Looking at these 5 mass extinction events, can you identify any patterns?

Truth is there isn’t a pattern, we cannot possibly predict when the next mass extinction event will occur. Except see the little question mark on number 6?…

We are currently in the sixth mass extinction and this time we are the asteroid
— Joe Hanson "It's ok to be smart

The Sixth Extinction


 Anthropocene defaunation

Anthropogenically: of, relating to, or resulting from the influence of human beings on nature.

Defaunation: Used to denote the loss of both species and populations of wildlife.

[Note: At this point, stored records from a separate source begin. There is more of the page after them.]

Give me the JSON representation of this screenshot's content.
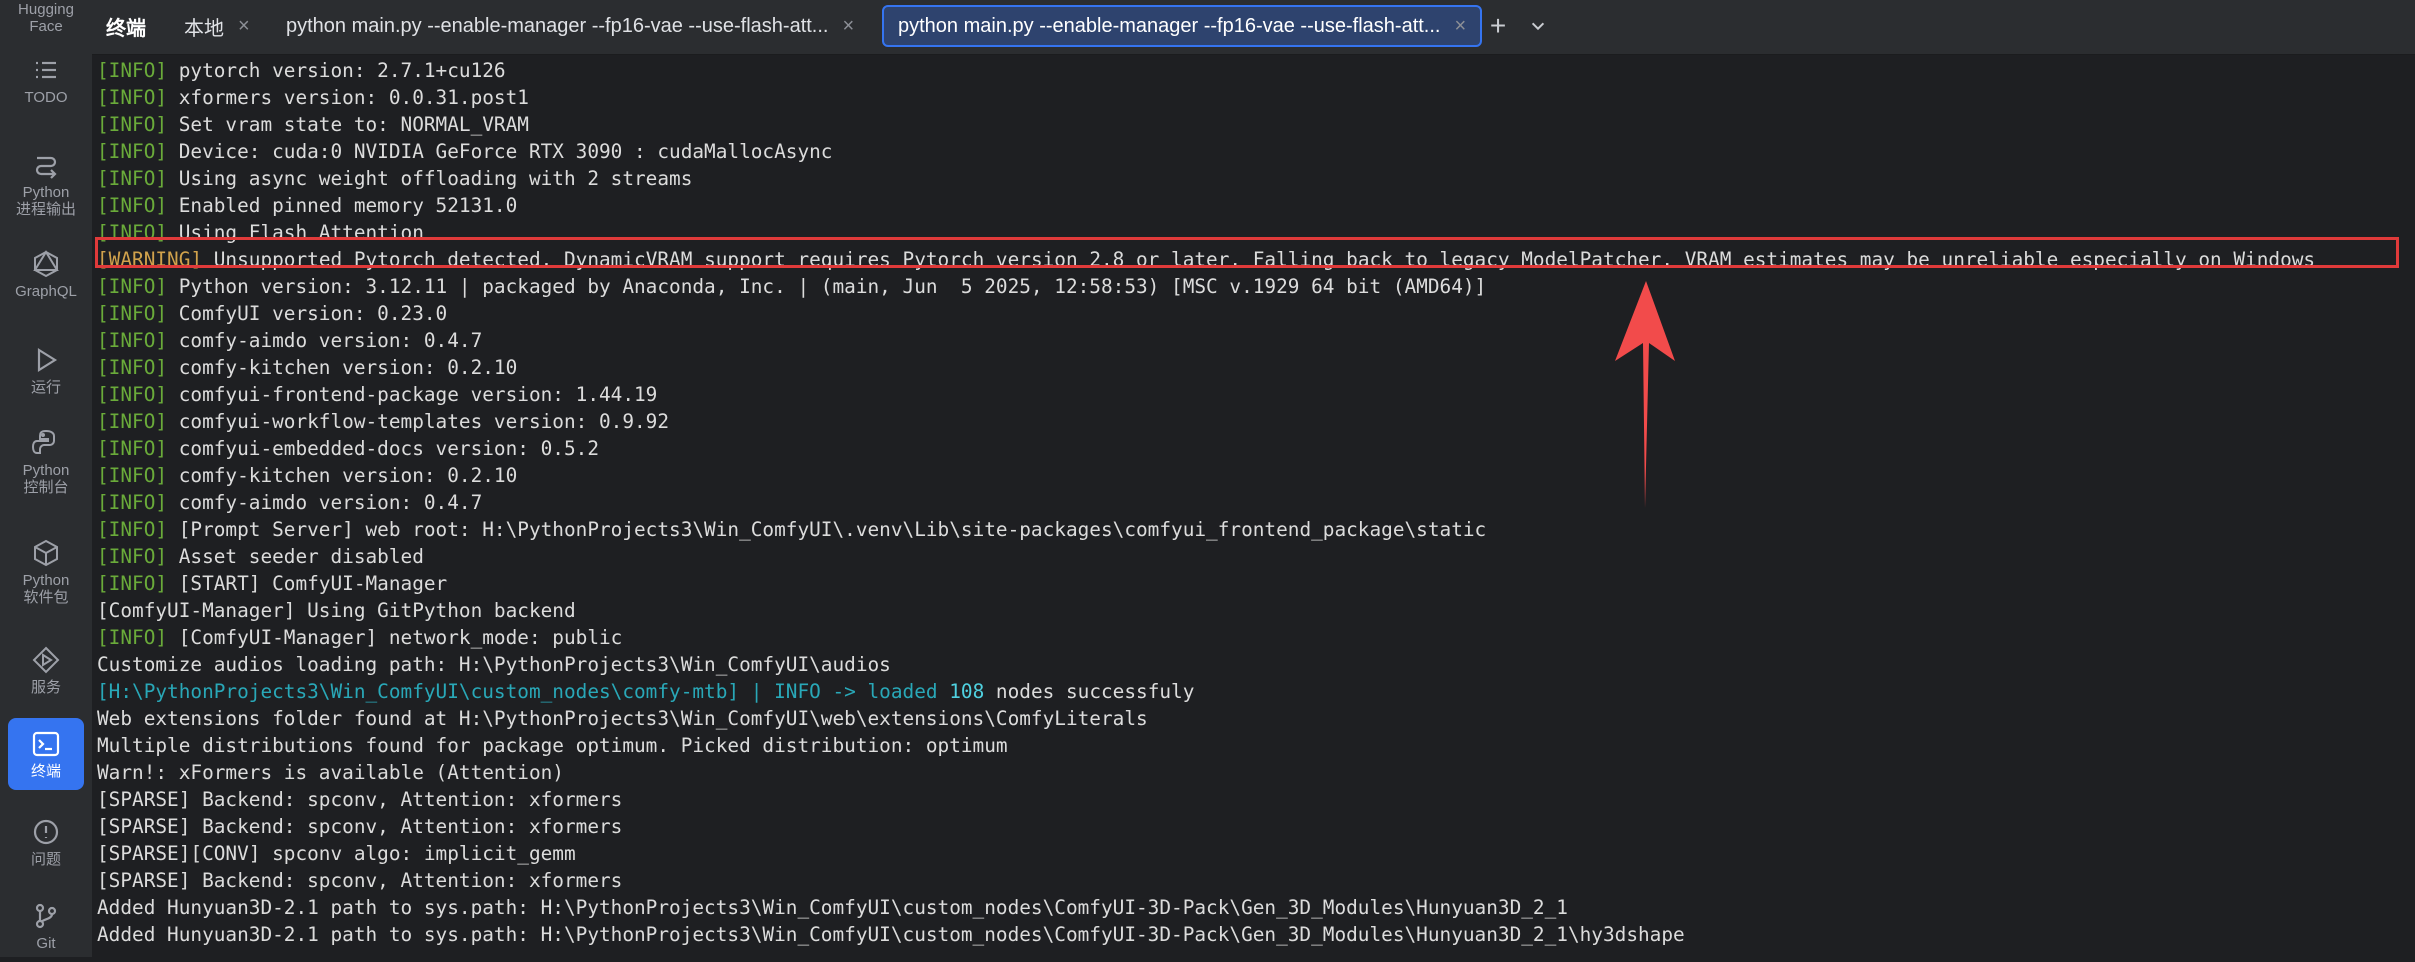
{
  "sidebar": {
    "items": [
      {
        "label": "Hugging\nFace",
        "icon": "hugging-face-icon"
      },
      {
        "label": "TODO",
        "icon": "todo-list-icon"
      },
      {
        "label": "Python\n进程输出",
        "icon": "process-output-icon"
      },
      {
        "label": "GraphQL",
        "icon": "graphql-icon"
      },
      {
        "label": "运行",
        "icon": "run-icon"
      },
      {
        "label": "Python\n控制台",
        "icon": "python-console-icon"
      },
      {
        "label": "Python\n软件包",
        "icon": "python-packages-icon"
      },
      {
        "label": "服务",
        "icon": "services-icon"
      },
      {
        "label": "终端",
        "icon": "terminal-icon",
        "active": true
      },
      {
        "label": "问题",
        "icon": "problems-icon"
      },
      {
        "label": "Git",
        "icon": "git-icon"
      }
    ]
  },
  "tabs": {
    "title": "终端",
    "items": [
      {
        "label": "本地"
      },
      {
        "label": "python main.py --enable-manager --fp16-vae --use-flash-att..."
      },
      {
        "label": "python main.py --enable-manager --fp16-vae --use-flash-att...",
        "active": true
      }
    ]
  },
  "terminal": {
    "lines": [
      {
        "level": "[INFO]",
        "text": " pytorch version: 2.7.1+cu126"
      },
      {
        "level": "[INFO]",
        "text": " xformers version: 0.0.31.post1"
      },
      {
        "level": "[INFO]",
        "text": " Set vram state to: NORMAL_VRAM"
      },
      {
        "level": "[INFO]",
        "text": " Device: cuda:0 NVIDIA GeForce RTX 3090 : cudaMallocAsync"
      },
      {
        "level": "[INFO]",
        "text": " Using async weight offloading with 2 streams"
      },
      {
        "level": "[INFO]",
        "text": " Enabled pinned memory 52131.0"
      },
      {
        "level": "[INFO]",
        "text": " Using Flash Attention"
      },
      {
        "level": "[WARNING]",
        "warn": true,
        "text": " Unsupported Pytorch detected. DynamicVRAM support requires Pytorch version 2.8 or later. Falling back to legacy ModelPatcher. VRAM estimates may be unreliable especially on Windows"
      },
      {
        "level": "[INFO]",
        "text": " Python version: 3.12.11 | packaged by Anaconda, Inc. | (main, Jun  5 2025, 12:58:53) [MSC v.1929 64 bit (AMD64)]"
      },
      {
        "level": "[INFO]",
        "text": " ComfyUI version: 0.23.0"
      },
      {
        "level": "[INFO]",
        "text": " comfy-aimdo version: 0.4.7"
      },
      {
        "level": "[INFO]",
        "text": " comfy-kitchen version: 0.2.10"
      },
      {
        "level": "[INFO]",
        "text": " comfyui-frontend-package version: 1.44.19"
      },
      {
        "level": "[INFO]",
        "text": " comfyui-workflow-templates version: 0.9.92"
      },
      {
        "level": "[INFO]",
        "text": " comfyui-embedded-docs version: 0.5.2"
      },
      {
        "level": "[INFO]",
        "text": " comfy-kitchen version: 0.2.10"
      },
      {
        "level": "[INFO]",
        "text": " comfy-aimdo version: 0.4.7"
      },
      {
        "level": "[INFO]",
        "text": " [Prompt Server] web root: H:\\PythonProjects3\\Win_ComfyUI\\.venv\\Lib\\site-packages\\comfyui_frontend_package\\static"
      },
      {
        "level": "[INFO]",
        "text": " Asset seeder disabled"
      },
      {
        "level": "[INFO]",
        "text": " [START] ComfyUI-Manager"
      },
      {
        "level": "",
        "text": "[ComfyUI-Manager] Using GitPython backend"
      },
      {
        "level": "[INFO]",
        "text": " [ComfyUI-Manager] network_mode: public"
      },
      {
        "level": "",
        "text": "Customize audios loading path: H:\\PythonProjects3\\Win_ComfyUI\\audios"
      },
      {
        "level": "",
        "teal": "[H:\\PythonProjects3\\Win_ComfyUI\\custom_nodes\\comfy-mtb] | INFO -> loaded ",
        "num": "108",
        "text": " nodes successfuly"
      },
      {
        "level": "",
        "text": "Web extensions folder found at H:\\PythonProjects3\\Win_ComfyUI\\web\\extensions\\ComfyLiterals"
      },
      {
        "level": "",
        "text": "Multiple distributions found for package optimum. Picked distribution: optimum"
      },
      {
        "level": "",
        "text": "Warn!: xFormers is available (Attention)"
      },
      {
        "level": "",
        "text": "[SPARSE] Backend: spconv, Attention: xformers"
      },
      {
        "level": "",
        "text": "[SPARSE] Backend: spconv, Attention: xformers"
      },
      {
        "level": "",
        "text": "[SPARSE][CONV] spconv algo: implicit_gemm"
      },
      {
        "level": "",
        "text": "[SPARSE] Backend: spconv, Attention: xformers"
      },
      {
        "level": "",
        "text": "Added Hunyuan3D-2.1 path to sys.path: H:\\PythonProjects3\\Win_ComfyUI\\custom_nodes\\ComfyUI-3D-Pack\\Gen_3D_Modules\\Hunyuan3D_2_1"
      },
      {
        "level": "",
        "text": "Added Hunyuan3D-2.1 path to sys.path: H:\\PythonProjects3\\Win_ComfyUI\\custom_nodes\\ComfyUI-3D-Pack\\Gen_3D_Modules\\Hunyuan3D_2_1\\hy3dshape"
      }
    ]
  },
  "annotation": {
    "highlight_color": "#e03a3a",
    "arrow_color": "#f24b4b"
  }
}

While deforestation is a term that is now readily recognised, and influential in focusing scientific, and general public attention on biodiversity issues, (particularly as remote sensing technology provides rigorous quantitative information and compelling images of the magnitude, rapidity, and extent of patterns of deforestation). Defaunation is a term that remains a largely cryptic phenomenon.

“In less than two generations of humans, the populations of vertebrate animals have dropped by 52% between 1970 and 2010”

pre-historic beasties


Meet elasmosaurus (EE-LAZMO-SORE-us) 

A poster lizard which still holds a somewhat mythical status is the ‘Loch Ness Monster” which bares remarkable resemblance to the elasmosaurus. Elasmosaurus lived during the Cretaceous period. At close to 15.2 metres and up to three tonnes, the Elasmosaurus was one of the biggest plesiosaurs of the Mesozoic Era. Elasmosaurus had the longest neck of any plesiosaur yet identified, about half the length of its entire body and supported by a whopping 71 vertebrae!

Elasmosaurs, although beautifully adapted to aquatic life, were still reptiles, and thus had lungs rather than gills, meaning they had to surface to breath. Despite many depictions showing this majestic reptile holding it's neck elegantly out of the water, palaeontologists have concluded that, given the enormous size and weight of its neck, Elasmosaurus was incapable of holding anything more than its tiny head above the water.